The Car is basically a desert-set version of Jaws with a demonic auto instead of a shark. Everyone seemed to enjoy the film quite a bit, especially one keep prop that drew fascinated attention from all of us (and several other people on the Internets). I failed, sadly, to get a screenshot of the amazing painting of James Brolin before I returned the DVD, but here’s one I lifted from an amusing review of the film. The numbers indicate the various design elements of the indicated room that the reviewer was cheerfully appalled by.

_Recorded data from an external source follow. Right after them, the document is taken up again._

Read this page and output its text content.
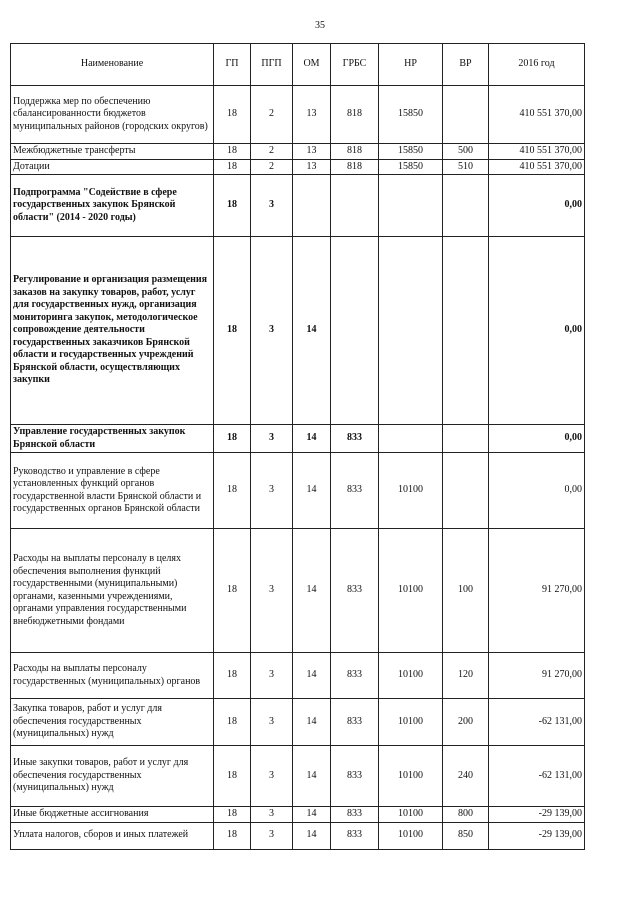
35
Наименование	ГП	ПГП	ОМ	ГРБС	НР	ВР	2016 год
Поддержка мер по обеспечению сбалансированности бюджетов муниципальных районов (городских округов)	18	2	13	818	15850		410 551 370,00
Межбюджетные трансферты	18	2	13	818	15850	500	410 551 370,00
Дотации	18	2	13	818	15850	510	410 551 370,00
Подпрограмма "Содействие в сфере государственных закупок Брянской области" (2014 - 2020 годы)	18	3					0,00
Регулирование и организация размещения заказов на закупку товаров, работ, услуг для государственных нужд, организация мониторинга закупок, методологическое сопровождение деятельности государственных заказчиков Брянской области и государственных учреждений Брянской области, осуществляющих закупки	18	3	14				0,00
Управление государственных закупок Брянской области	18	3	14	833			0,00
Руководство и управление в сфере установленных функций органов государственной власти Брянской области и государственных органов Брянской области	18	3	14	833	10100		0,00
Расходы на выплаты персоналу в целях обеспечения выполнения функций государственными (муниципальными) органами, казенными учреждениями, органами управления государственными внебюджетными фондами	18	3	14	833	10100	100	91 270,00
Расходы на выплаты персоналу государственных (муниципальных) органов	18	3	14	833	10100	120	91 270,00
Закупка товаров, работ и услуг для обеспечения государственных (муниципальных) нужд	18	3	14	833	10100	200	-62 131,00
Иные закупки товаров, работ и услуг для обеспечения государственных (муниципальных) нужд	18	3	14	833	10100	240	-62 131,00
Иные бюджетные ассигнования	18	3	14	833	10100	800	-29 139,00
Уплата налогов, сборов и иных платежей	18	3	14	833	10100	850	-29 139,00
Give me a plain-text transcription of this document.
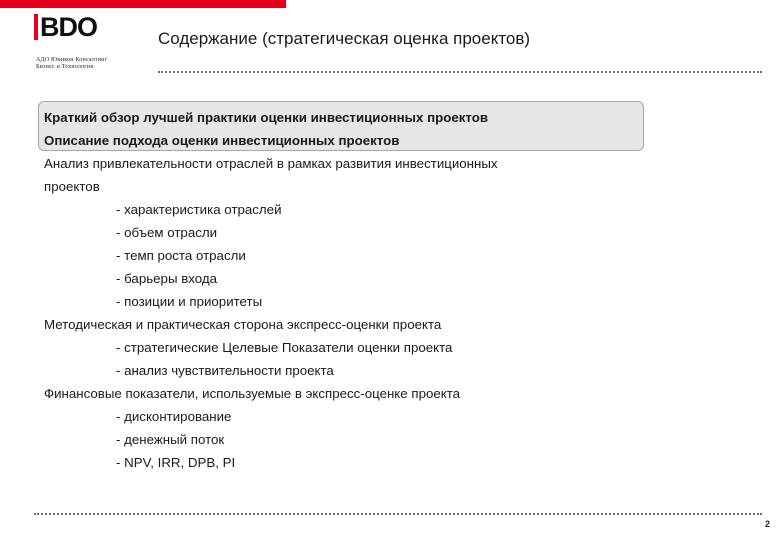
BDO
АДО Юникон Консалтинг
Бизнес и Технологии
Содержание (стратегическая оценка проектов)
Краткий обзор лучшей практики оценки инвестиционных проектов
Описание подхода оценки инвестиционных проектов
Анализ привлекательности отраслей в рамках развития инвестиционных
проектов
- характеристика отраслей
- объем отрасли
- темп роста отрасли
- барьеры входа
- позиции и приоритеты
Методическая и практическая сторона экспресс-оценки проекта
- стратегические Целевые Показатели оценки проекта
- анализ чувствительности проекта
Финансовые показатели, используемые в экспресс-оценке проекта
- дисконтирование
- денежный поток
- NPV, IRR, DPB, PI
2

Anyway, some people had to leave during the film because it was running so late, although I was very surprised to learn that it was going on 2:00 AM when we finally broke up. Still it was a great night, and I am only sorry that I must now wait an entire year to do it again.

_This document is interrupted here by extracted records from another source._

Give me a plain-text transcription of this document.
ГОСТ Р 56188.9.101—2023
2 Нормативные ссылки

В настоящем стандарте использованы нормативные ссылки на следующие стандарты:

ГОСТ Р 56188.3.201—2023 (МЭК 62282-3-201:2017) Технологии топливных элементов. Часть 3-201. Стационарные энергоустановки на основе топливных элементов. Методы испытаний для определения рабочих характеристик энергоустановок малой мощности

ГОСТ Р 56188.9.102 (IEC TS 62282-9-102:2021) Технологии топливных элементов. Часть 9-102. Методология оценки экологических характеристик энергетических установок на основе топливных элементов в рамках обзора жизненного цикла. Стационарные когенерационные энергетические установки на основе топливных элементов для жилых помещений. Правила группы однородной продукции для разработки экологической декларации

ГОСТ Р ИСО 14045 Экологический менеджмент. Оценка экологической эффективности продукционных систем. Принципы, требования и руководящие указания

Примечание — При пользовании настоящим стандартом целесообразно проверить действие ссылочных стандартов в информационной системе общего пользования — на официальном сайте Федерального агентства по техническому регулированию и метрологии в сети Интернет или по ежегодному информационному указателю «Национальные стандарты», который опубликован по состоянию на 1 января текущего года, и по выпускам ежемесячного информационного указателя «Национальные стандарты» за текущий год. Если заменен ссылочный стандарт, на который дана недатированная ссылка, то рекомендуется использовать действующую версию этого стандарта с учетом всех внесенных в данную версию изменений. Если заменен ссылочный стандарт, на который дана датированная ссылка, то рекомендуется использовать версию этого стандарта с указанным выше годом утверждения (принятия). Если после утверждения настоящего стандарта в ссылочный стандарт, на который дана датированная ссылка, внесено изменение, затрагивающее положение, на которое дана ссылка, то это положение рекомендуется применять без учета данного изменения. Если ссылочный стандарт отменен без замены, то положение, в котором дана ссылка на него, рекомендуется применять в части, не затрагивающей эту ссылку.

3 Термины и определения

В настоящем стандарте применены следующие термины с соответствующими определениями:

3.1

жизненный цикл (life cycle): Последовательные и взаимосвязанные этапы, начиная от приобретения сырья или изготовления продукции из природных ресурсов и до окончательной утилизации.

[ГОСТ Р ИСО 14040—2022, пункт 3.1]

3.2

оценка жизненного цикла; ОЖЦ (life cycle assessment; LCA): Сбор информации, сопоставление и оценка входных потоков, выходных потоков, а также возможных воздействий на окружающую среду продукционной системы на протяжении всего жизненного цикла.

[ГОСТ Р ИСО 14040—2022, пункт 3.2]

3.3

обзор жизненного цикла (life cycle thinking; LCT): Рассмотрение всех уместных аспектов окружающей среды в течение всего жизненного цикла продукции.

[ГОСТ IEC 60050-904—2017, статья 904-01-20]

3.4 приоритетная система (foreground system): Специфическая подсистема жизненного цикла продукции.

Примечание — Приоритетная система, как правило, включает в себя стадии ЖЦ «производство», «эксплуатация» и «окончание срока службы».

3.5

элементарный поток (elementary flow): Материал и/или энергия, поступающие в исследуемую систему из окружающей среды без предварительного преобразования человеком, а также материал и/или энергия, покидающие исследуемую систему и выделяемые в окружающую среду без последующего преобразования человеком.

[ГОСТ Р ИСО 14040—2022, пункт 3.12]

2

Next Halloween event: Seeing Hitchcock’s The Birds at The Portage Theater.

  • Ericb

    You should bring your Birds Barbie to the theater next year.

  • roger h

    So what prop? the Brolin portrait?

    Son, you’re gonna’ drive me to drinkin’
    If you don’t stop drivin’ that Hot Rod Lincoln!

  • Oops! Yes, the painting. Updated. Thanks, Roger!

  • roger h

    Wouldn’t it be funny if Barbra had that painting in her collection.

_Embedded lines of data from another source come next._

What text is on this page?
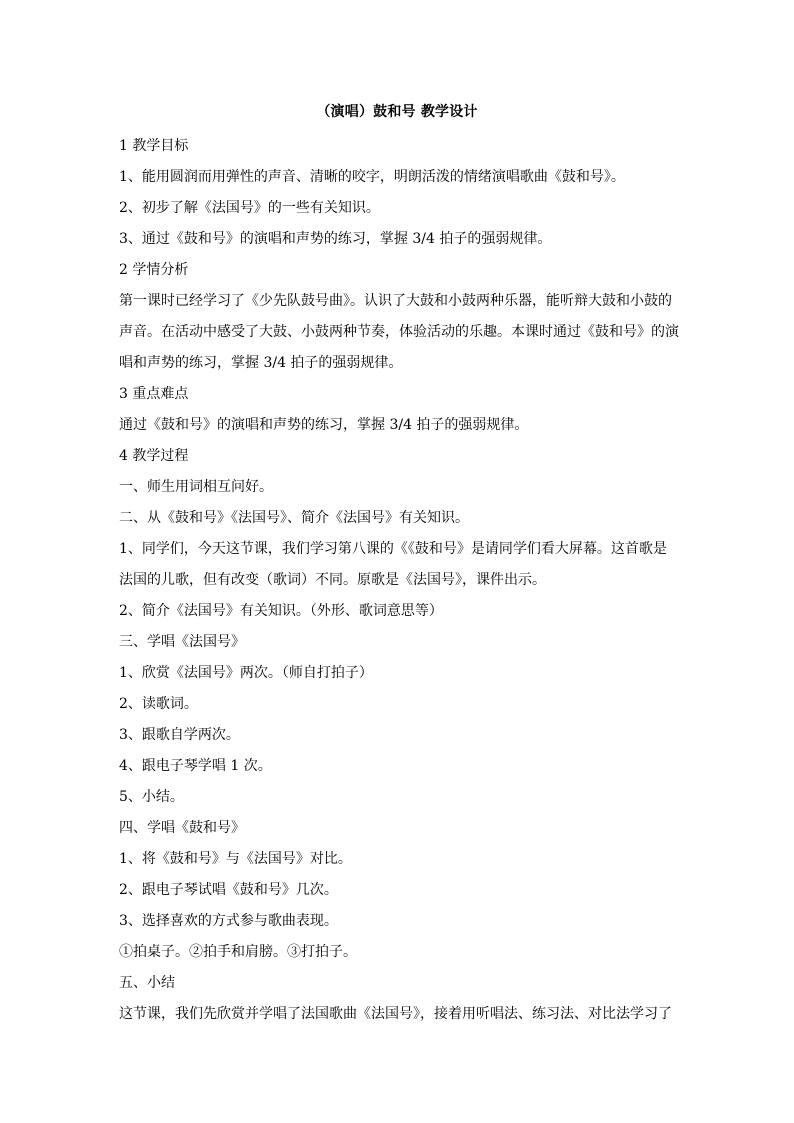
（演唱）鼓和号 教学设计
1 教学目标
1、能用圆润而用弹性的声音、清晰的咬字，明朗活泼的情绪演唱歌曲《鼓和号》。
2、初步了解《法国号》的一些有关知识。
3、通过《鼓和号》的演唱和声势的练习，掌握 3/4 拍子的强弱规律。
2 学情分析
第一课时已经学习了《少先队鼓号曲》。认识了大鼓和小鼓两种乐器，能听辩大鼓和小鼓的
声音。在活动中感受了大鼓、小鼓两种节奏，体验活动的乐趣。本课时通过《鼓和号》的演
唱和声势的练习，掌握 3/4 拍子的强弱规律。
3 重点难点
通过《鼓和号》的演唱和声势的练习，掌握 3/4 拍子的强弱规律。
4 教学过程
一、师生用词相互问好。
二、从《鼓和号》《法国号》、简介《法国号》有关知识。
1、同学们，今天这节课，我们学习第八课的《《鼓和号》是请同学们看大屏幕。这首歌是
法国的儿歌，但有改变（歌词）不同。原歌是《法国号》，课件出示。
2、简介《法国号》有关知识。（外形、歌词意思等）
三、学唱《法国号》
1、欣赏《法国号》两次。（师自打拍子）
2、读歌词。
3、跟歌自学两次。
4、跟电子琴学唱 1 次。
5、小结。
四、学唱《鼓和号》
1、将《鼓和号》与《法国号》对比。
2、跟电子琴试唱《鼓和号》几次。
3、选择喜欢的方式参与歌曲表现。
①拍桌子。②拍手和肩膀。③打拍子。
五、小结
这节课，我们先欣赏并学唱了法国歌曲《法国号》，接着用听唱法、练习法、对比法学习了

  • I got the Ertl model when it came out. It currently resides on a shelf with my car model collection.

  • Where do you live so that I may come over, murder you and steal your Car. Er, I mean, wow, you’re a lucky chap. I’d sure like to come over and see your Car sometime. Maybe when there’s no one else in the house to disturb our contemplation of it.

    It looks nice and heavy, is that so? How big is it? Aside from how much it costs ($60 – $70 on eBay, I’d say), there’s the fact that I would take it out of the box. I mean, c’mon.

  • GEM

    I’m more disturbed by what appears to be a Victorian lace arch over the doorway, and that woman’s hideous brown pantsuit. Ah, the 70’s.

    However, I have a lumpy avocado green lamp that I am fond of just because it is so ugly.

  • My model of ‘The Car’ is about 1′ long, 4 1/2″ wide and 3 1/4″ tall. It has a gloss black, solid metal body and weighs about 2 1/2 pounds. The doors, trunk and hood all open and it has a detailed interior and engine. I keep it between my Ferrari and my 49′ Mercury.

    If you would ever like to see it I live in St Charles, MO. Just drop me an E-mail. (Warning. I have access to firearms and am a light sleeper.)

  • That might be the only way I ever do get to see one. The one that was on eBay just sold for $110!